When the couple visited their family in Oregon, Zderad said they went to the ocean and he was able to identify patterns of light that he knew were the crests of the waves and the wash when the waves hit the shore. He identified the sunset, the moon, and fish in a public aquarium. The images he sees are black and white. Carmen said, “He will not lose his [white] cane, this is just another tool.”
Zderad said he can’t feel the device or the antenna in his eye, and Carmen said that she can’t see it on or in his eye, either.
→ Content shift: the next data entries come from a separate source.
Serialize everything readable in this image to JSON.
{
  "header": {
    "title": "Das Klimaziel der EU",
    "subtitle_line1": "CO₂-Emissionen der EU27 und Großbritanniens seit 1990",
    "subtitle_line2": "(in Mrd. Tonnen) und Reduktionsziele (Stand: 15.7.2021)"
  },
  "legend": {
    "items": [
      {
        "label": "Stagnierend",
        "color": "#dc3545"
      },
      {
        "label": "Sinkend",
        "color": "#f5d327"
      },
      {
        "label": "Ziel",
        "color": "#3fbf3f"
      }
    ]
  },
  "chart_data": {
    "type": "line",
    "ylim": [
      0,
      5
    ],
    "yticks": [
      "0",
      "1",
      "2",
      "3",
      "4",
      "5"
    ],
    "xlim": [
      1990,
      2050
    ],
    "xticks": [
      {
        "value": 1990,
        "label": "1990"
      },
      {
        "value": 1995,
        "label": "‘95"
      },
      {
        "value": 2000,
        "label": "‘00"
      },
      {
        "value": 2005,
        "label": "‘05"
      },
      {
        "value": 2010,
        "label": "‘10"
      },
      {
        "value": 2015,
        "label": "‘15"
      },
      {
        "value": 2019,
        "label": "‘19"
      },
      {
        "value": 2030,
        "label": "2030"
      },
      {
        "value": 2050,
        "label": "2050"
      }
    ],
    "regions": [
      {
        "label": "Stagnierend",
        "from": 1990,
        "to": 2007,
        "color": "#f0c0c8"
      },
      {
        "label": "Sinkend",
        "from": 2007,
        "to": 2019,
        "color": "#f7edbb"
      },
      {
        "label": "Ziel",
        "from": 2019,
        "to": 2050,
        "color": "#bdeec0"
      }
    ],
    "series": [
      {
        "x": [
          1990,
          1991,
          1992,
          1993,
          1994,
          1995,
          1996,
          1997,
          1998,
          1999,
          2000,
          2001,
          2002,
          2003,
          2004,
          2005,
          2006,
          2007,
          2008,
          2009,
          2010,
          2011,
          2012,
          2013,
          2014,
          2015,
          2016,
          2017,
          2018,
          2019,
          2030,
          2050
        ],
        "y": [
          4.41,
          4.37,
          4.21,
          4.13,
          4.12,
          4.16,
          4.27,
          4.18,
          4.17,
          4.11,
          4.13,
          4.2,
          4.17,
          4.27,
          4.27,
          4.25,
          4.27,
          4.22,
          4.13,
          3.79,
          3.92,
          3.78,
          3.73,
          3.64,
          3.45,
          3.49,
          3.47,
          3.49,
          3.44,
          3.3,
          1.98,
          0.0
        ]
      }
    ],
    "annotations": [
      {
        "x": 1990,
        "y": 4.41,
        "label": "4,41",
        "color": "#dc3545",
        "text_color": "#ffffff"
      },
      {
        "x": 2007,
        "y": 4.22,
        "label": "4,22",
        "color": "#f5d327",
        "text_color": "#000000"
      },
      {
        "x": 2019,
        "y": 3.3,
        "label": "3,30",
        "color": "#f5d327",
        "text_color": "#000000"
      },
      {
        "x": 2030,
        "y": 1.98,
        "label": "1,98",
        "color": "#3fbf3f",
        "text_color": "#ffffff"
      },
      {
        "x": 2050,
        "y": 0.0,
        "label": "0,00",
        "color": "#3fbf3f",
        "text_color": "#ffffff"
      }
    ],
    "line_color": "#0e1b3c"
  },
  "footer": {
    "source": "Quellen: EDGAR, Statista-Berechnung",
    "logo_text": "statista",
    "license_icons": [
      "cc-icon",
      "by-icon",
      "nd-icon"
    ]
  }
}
When Zderad had the implant surgery, there was “very, very little” post-op pain that he said was taken care of with Tylenol. “Even as I speak today I don’t feel a thing,” he said.
Zderad was the first person in Minnesota, the 15th in the United States and about the 100th person worldwide to receive the device.
The Argus II Retinal Prosthesis System is produced by Second Sight.
Vision Loss Resources thanks the Northern Lights chapter of Foundation Fighting Blindness for organizing this inspiring event.